The algorithm gods, it seems, were smiling on the show — and thus “Over Your Shoulder.” The song, played as brief clips on pirated Gachinko Fight Club marathons, was gaining millions of unlikely streaming hits decades after its release.

“Apparently former members of Gachinko Fight Club recently appeared on TV programs,” user @9mmShort, who tweeted about the recommendations, told Gizmodo. “It may be that many people who saw it watched Gachinko Fight Club on YouTube because it was nostalgic.”

For those wishing to satisfy their Gachinko Fight Club nostalgia, YouTube is pretty much the only option. Suzuki explained there are few TV streaming services in Japan, especially when it comes to older Japanese programming like Gachinko! — which isn’t available on DVD either. “So people search by program name [which] leads to pirate video [on] YouTube,” he said.

Japanese Twitter user @kyabetu_aomori, who told Gizmodo that variety shows are often suggested to them on YouTube, said that they had to repeatedly click “not interested” on Gachinko Fight Club clips to stop the recent flood of recommendations. They said these videos had around 100,000 to 300,000 plays. While they were still around, at least.

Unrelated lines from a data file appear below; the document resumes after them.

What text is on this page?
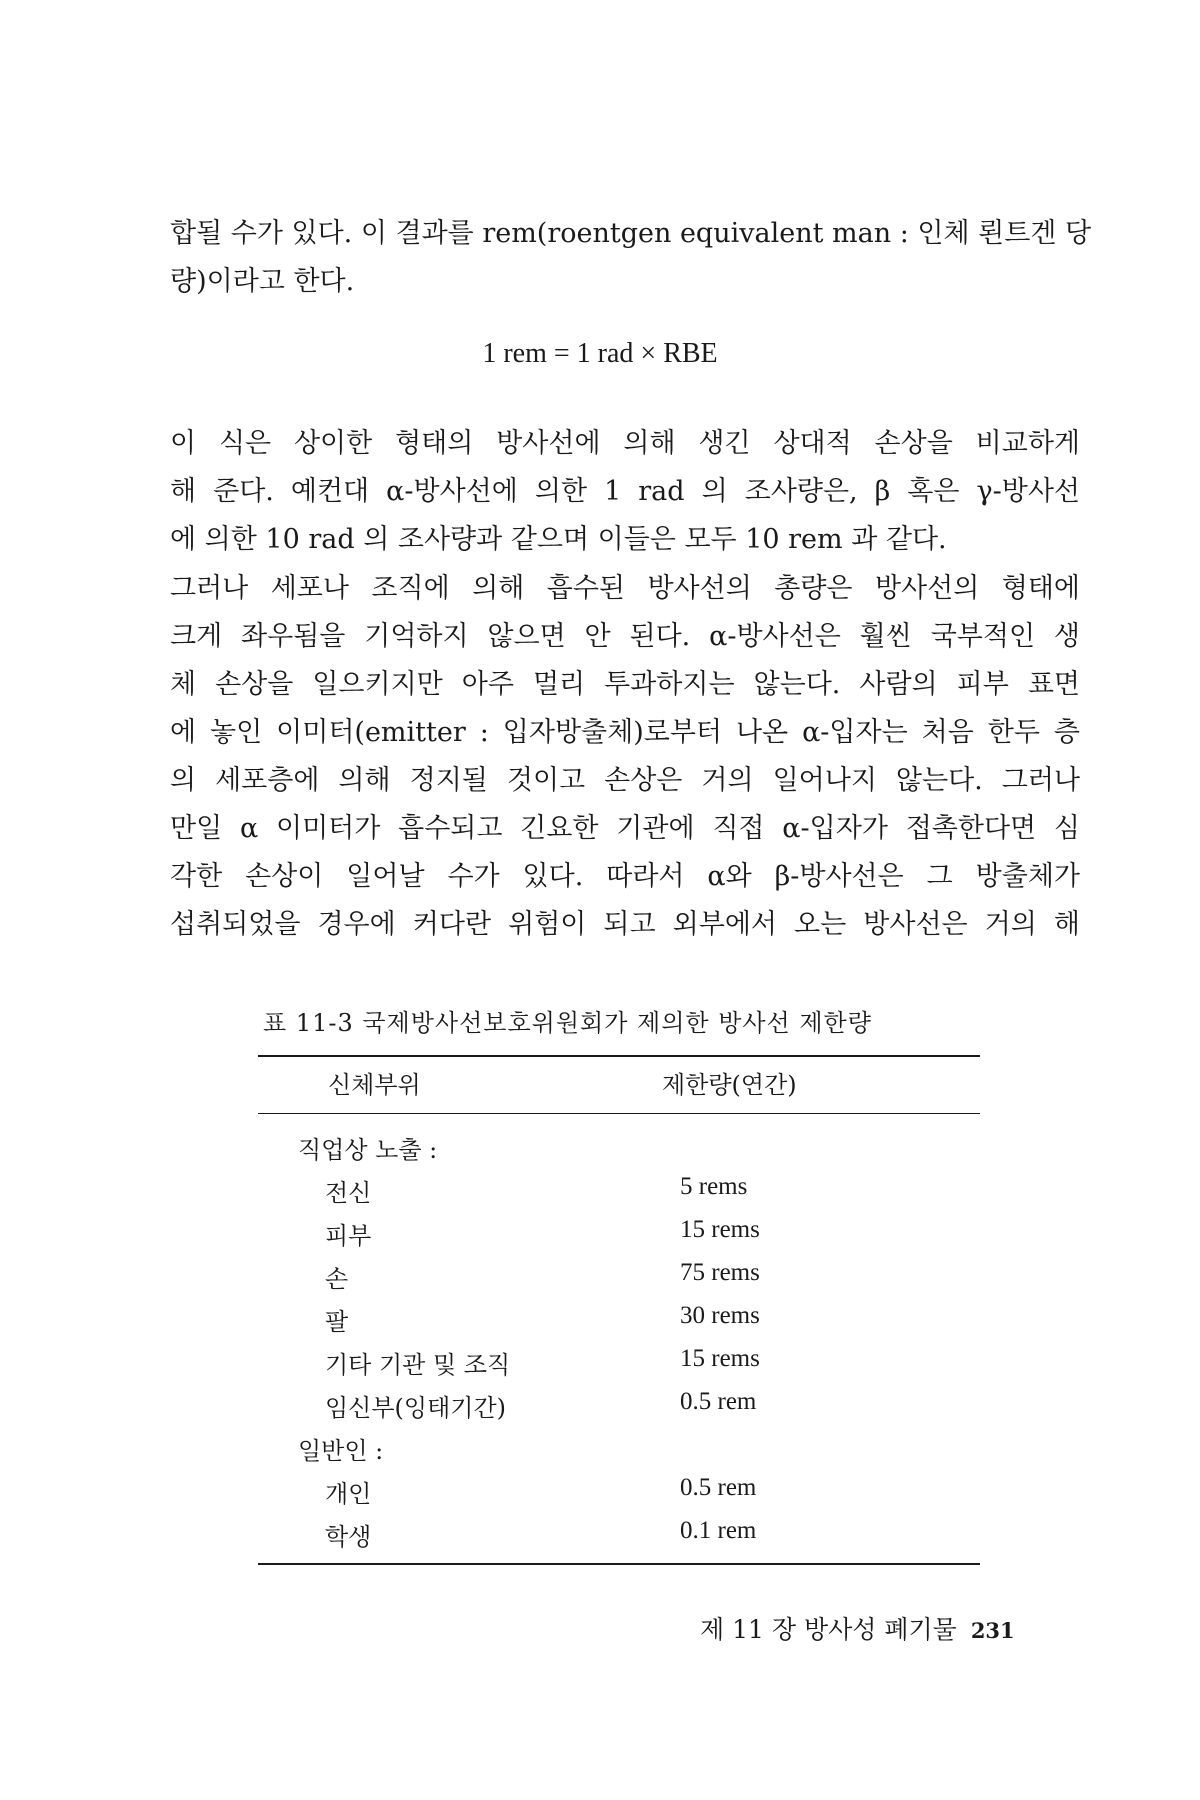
합될 수가 있다. 이 결과를 rem(roentgen equivalent man : 인체 뢴트겐 당
량)이라고 한다.

1 rem = 1 rad × RBE

이 식은 상이한 형태의 방사선에 의해 생긴 상대적 손상을 비교하게
해 준다. 예컨대 α-방사선에 의한 1 rad 의 조사량은, β 혹은 γ-방사선
에 의한 10 rad 의 조사량과 같으며 이들은 모두 10 rem 과 같다.
그러나 세포나 조직에 의해 흡수된 방사선의 총량은 방사선의 형태에
크게 좌우됨을 기억하지 않으면 안 된다. α-방사선은 훨씬 국부적인 생
체 손상을 일으키지만 아주 멀리 투과하지는 않는다. 사람의 피부 표면
에 놓인 이미터(emitter : 입자방출체)로부터 나온 α-입자는 처음 한두 층
의 세포층에 의해 정지될 것이고 손상은 거의 일어나지 않는다. 그러나
만일 α 이미터가 흡수되고 긴요한 기관에 직접 α-입자가 접촉한다면 심
각한 손상이 일어날 수가 있다. 따라서 α와 β-방사선은 그 방출체가
섭취되었을 경우에 커다란 위험이 되고 외부에서 오는 방사선은 거의 해

표 11-3 국제방사선보호위원회가 제의한 방사선 제한량

신체부위	제한량(연간)

직업상 노출 :

전신	5 rems

피부	15 rems

손	75 rems

팔	30 rems

기타 기관 및 조직	15 rems

임신부(잉태기간)	0.5 rem

일반인 :

개인	0.5 rem

학생	0.1 rem

제 11 장 방사성 폐기물 231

Last Monday, social media users in Japan noticed that the Gachinko Fight Club videos were disappearing. “All the videos of Gachinko Fight Club are gone! All deleted by user!” wrote one. As popular as pirated content might be on YouTube, it can also have a short shelf-life.

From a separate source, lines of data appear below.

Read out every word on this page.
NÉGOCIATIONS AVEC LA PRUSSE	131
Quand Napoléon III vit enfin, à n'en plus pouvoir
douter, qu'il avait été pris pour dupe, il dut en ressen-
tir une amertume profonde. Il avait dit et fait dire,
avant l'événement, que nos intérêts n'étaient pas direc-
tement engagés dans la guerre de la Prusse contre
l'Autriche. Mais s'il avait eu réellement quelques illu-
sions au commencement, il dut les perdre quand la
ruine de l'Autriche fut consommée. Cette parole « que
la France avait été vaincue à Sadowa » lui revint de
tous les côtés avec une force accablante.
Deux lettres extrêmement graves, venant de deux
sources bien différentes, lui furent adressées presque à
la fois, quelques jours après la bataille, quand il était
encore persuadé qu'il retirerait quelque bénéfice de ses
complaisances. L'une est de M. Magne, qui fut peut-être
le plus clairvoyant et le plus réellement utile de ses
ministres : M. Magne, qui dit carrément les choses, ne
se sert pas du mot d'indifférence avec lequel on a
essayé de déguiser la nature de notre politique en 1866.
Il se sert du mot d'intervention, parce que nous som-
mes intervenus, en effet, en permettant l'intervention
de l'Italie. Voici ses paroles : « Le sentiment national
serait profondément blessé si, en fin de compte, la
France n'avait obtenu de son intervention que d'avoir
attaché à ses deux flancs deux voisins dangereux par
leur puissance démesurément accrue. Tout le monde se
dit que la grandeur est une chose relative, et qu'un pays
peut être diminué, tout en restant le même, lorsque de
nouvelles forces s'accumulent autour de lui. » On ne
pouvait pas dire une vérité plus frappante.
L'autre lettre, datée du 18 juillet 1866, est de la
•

In the end, no one factor made “Over Your Shoulder” a Billboard hit in Japan. Nearly 25 years ago, it was released. More than 15 years ago, it was used on a Japanese reality show about boxing bad boys. Six years ago, Billboard started counting YouTube plays. And just days ago, YouTube apparently began recommending pirated episodes of that reality show to Japanese users, who seemingly binged it in the thousands, playing “Over Your Shoulder” over and over again in the process.

With those videos deleted, it’s easy to understand Billboard’s confusion, but other recent uploads of Gachinko Fight Club are still on YouTube — where they’re already racking up tens of thousands of views. In a blog post last week, Billboard Japan noted that other older songs from the West were also making unexpected appearances on the chart. As long as Japanese TV fans are relying on YouTube to satisfy their nostalgia, those songs are likely to keep showing up in unexpected places.

One mystery that remains is why YouTube started recommending Gachinko Fight Club to so many users last month. Did the show — as some have speculated — simply reenter the news? Did a pirate suddenly upload the episodes after years of unavailability? Or did YouTube’s algorithm just go nuts for boxing shows this year?

Asked for their own theory about the recommendations, @kyabetu_aomori told Gizmodo, “I have no idea at all.”

Gizmodo reached out to Billboard, YouTube, and Dinosaur Jr.’s management for comment. We will update this story if and when they respond.